Bhopal's poisonous legacy
TWENTY YEARS ago today, families in Bhopal, India, were awakened in the middle of the night by terrible burning in their eyes and lungs. Within minutes, children and mothers and fathers staggered into the street, gasping for air. As they ran in complete terror, someone yelled that the Union Carbide pesticide factory had exploded, spewing out poisonous gas throughout the city.
Soon thousands of people lay dead in the city's main roads, with every truck, taxi, and ox cart weighted down with injured and terrified refugees. No one in the emergency room at the city hospital knew what the toxic gases were or how to treat the flood of patients. By the morning, more than 5,000 people were dead and a half million more were injured.
Bhopal has rightly been called the Hiroshima of the chemical industry. Bhopal not only represents the stark story of the human fallout from a chemical factory explosion but offers up important lessons about the culture of the chemical industry and its approach to security and public health.
The sad reality is that we continue to learn about chemicals by allowing industry to expose large numbers of people to them and seeing what happens.
In this way, we have learned about dioxin contamination by letting Dow, Monsanto, and other chemical companies expose American soldiers and the entire Vietnamese population to Agent Orange. We have learned about asbestos by killing off thousands of workers with lung disease. And we have learned about the long-term effects of methyl-isocyanate after Union Carbide gassed an entire city in India.
Since the Bhopal disaster, we've learned that we all carry the chemical industry's toxic products in our bodies. Every man, woman, and child on the planet has a body burden of chemicals that are linked to cancer, birth defects, asthma, learning disabilities, and other diseases.

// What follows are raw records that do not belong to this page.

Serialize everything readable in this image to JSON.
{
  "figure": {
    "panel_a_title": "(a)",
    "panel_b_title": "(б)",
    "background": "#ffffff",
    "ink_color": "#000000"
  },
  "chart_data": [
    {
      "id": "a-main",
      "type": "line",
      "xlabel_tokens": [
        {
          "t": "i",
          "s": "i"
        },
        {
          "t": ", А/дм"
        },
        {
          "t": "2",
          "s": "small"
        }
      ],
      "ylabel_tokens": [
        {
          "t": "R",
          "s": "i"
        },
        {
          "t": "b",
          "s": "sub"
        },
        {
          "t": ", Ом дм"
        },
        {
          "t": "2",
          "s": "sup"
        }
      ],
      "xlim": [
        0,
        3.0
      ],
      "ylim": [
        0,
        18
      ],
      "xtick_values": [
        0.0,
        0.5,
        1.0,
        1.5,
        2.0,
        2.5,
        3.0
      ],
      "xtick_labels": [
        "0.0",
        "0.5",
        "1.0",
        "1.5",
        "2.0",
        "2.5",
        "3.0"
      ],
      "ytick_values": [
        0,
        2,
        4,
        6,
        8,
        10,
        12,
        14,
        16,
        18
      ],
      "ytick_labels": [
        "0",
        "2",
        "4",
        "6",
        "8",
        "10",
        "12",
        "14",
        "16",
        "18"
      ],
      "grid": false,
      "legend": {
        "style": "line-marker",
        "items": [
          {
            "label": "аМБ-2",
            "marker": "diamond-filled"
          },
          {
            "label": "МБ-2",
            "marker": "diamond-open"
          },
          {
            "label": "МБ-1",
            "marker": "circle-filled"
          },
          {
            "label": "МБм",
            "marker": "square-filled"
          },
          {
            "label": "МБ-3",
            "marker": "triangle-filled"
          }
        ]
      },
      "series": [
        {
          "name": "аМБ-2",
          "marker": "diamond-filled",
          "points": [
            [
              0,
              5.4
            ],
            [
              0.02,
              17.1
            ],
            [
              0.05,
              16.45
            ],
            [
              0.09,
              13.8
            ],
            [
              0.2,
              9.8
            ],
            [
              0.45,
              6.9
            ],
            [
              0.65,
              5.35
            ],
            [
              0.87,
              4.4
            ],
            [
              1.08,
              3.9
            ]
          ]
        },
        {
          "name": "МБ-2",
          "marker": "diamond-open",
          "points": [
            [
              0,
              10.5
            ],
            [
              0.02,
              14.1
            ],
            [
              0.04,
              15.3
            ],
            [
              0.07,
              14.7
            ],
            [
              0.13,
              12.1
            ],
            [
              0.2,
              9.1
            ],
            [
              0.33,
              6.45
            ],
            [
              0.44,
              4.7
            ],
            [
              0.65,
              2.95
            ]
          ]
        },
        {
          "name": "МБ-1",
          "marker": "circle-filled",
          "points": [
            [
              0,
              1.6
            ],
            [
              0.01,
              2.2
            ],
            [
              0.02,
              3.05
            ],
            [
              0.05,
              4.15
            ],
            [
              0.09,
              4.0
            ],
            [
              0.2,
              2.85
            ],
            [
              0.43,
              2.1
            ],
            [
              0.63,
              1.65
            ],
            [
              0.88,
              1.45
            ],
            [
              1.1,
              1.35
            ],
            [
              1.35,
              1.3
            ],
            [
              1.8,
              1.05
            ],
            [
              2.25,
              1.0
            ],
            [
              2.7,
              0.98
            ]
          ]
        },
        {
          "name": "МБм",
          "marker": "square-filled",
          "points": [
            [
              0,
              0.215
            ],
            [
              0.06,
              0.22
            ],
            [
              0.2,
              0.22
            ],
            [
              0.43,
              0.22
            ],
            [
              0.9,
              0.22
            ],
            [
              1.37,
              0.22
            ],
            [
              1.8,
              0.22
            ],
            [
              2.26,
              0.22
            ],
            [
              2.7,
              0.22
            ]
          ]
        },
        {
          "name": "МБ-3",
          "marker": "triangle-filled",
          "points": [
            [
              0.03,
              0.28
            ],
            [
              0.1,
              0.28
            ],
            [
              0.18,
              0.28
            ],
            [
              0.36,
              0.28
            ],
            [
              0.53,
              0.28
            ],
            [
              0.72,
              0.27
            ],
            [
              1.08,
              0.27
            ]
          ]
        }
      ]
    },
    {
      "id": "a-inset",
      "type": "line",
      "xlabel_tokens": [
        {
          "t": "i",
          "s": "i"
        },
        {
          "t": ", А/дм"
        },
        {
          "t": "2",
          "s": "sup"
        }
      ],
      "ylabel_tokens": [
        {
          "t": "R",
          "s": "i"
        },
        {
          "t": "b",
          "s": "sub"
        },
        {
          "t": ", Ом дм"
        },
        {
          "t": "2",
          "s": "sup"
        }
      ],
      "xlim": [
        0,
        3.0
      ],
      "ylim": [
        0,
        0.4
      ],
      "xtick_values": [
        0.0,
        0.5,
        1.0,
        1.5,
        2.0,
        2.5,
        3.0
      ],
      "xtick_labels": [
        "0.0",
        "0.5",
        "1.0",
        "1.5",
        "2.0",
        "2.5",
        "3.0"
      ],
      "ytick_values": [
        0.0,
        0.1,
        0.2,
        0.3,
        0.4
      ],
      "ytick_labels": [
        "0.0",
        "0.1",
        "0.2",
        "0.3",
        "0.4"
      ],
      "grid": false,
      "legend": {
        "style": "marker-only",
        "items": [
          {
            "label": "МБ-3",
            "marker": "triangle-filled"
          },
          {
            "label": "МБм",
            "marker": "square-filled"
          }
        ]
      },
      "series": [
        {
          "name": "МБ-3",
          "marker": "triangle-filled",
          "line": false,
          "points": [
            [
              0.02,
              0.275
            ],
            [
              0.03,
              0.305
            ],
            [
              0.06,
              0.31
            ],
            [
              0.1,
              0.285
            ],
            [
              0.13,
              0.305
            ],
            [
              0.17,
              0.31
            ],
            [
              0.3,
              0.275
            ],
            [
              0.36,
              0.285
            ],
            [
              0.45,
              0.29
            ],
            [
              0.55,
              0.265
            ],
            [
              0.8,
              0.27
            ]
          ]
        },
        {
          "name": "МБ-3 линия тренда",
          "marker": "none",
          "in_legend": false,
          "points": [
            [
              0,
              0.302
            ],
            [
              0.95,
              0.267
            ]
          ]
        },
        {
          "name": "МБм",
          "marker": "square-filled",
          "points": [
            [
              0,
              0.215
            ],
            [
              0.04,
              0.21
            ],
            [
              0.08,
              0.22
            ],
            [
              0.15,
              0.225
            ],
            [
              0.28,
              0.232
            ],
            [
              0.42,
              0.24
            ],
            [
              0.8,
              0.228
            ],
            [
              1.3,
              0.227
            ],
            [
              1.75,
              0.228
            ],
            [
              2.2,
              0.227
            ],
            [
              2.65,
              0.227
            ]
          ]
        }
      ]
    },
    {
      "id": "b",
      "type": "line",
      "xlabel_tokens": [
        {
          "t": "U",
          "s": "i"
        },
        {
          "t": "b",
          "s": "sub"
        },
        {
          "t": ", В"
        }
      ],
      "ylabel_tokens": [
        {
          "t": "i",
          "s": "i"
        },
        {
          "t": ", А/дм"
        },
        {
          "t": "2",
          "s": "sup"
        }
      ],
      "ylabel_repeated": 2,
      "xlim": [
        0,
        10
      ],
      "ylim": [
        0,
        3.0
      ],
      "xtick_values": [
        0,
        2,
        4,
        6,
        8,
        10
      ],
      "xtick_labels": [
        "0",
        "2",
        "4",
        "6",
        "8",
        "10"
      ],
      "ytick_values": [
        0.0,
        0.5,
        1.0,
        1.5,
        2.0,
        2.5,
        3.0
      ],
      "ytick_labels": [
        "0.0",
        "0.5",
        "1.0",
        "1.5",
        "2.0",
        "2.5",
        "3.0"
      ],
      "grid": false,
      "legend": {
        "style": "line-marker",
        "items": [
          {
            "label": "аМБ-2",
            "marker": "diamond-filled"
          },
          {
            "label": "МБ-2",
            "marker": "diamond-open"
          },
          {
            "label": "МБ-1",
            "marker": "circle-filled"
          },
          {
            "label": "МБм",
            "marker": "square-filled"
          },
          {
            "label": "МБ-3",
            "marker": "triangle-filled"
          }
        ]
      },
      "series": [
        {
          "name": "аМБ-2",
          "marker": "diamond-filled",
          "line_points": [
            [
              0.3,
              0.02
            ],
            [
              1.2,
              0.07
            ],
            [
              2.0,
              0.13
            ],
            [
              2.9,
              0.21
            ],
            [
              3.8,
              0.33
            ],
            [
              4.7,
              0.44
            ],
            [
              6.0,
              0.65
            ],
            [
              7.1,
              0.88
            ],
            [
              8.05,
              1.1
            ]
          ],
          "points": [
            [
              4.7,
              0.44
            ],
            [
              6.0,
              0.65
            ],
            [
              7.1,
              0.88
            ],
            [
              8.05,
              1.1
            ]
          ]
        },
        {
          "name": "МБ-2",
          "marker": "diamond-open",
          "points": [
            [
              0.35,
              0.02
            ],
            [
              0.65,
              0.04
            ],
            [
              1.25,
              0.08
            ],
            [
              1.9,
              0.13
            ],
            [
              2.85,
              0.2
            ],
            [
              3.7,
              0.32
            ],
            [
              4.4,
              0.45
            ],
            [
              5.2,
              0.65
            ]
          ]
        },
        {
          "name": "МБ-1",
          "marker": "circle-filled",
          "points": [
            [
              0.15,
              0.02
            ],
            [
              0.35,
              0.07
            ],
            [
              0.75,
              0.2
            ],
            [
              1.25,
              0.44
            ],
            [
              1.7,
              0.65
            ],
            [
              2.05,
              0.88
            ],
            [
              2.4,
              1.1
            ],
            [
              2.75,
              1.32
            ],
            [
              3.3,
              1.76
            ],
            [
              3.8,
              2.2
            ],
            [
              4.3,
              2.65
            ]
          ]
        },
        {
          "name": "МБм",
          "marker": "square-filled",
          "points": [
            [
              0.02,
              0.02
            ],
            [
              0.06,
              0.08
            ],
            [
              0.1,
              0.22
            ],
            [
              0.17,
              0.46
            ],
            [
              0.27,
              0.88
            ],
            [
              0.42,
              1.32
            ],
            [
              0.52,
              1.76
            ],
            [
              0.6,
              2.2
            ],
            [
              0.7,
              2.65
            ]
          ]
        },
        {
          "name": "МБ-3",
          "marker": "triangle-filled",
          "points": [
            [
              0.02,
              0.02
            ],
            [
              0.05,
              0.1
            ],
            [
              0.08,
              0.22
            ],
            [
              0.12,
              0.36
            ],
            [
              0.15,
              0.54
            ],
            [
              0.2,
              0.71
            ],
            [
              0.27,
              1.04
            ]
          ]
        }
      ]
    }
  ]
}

Since Sept. 11 we have also learned that in addition to our routine chemical exposures, chemical factories are perfect targets for terrorists. According to federal government sources, there are 123 chemical facilities nationwide that would put at least 1 million people at risk if they accidentally exploded or were attacked by terrorists. Some of these chemical factories are located in major cities. Yet the chemical industry continues to resist any meaningful regulation that would require them to replace the most dangerous chemicals with safer alternatives.
A recent "60 Minutes" expose vividly showed many of these facilities lack even the most basic security protection, yet the government is spending billions of our tax dollars invading other countries and looking for chemical terrorists overseas.
Twenty years have passed, but today in Bhopal thousands of people remain sick from chemical exposure and more than 50,000 are disabled due to injuries. The amount of compensation Union Carbide paid to the survivors has not been enough to cover basic medicines, let alone other costs associated with disabilities and a lack of ability to work.
The abandoned factory site remains essentially the same as the day that Carbide's employees ran for their lives. Sacks of unused pesticides lie strewn in storerooms; toxic waste litters the grounds and continues to leak into the neighborhood well water supply.
On this 20th anniversary of the Bhopal disaster, survivors in Bhopal will march and make speeches and demand their basic rights to be free of chemical poisons, to be compensated for damages, and to hold Dow Chemical and Union Carbide liable for the world's worst industrial disaster.
The Bhopal survivors are not only speaking for themselves but for us as well. In the last two decades, Bhopal has come much closer to home. The chemical terror they experienced and the lack of care and respect they have received are haunting reminders that we are living under a similar poison cloud.
Gary Cohen is the executive director of the Environmental Health Fund in Boston. He serves on the international advisory board of the Sambhavna Trust, which operates a free medical clinic for the survivors in Bhopal, India.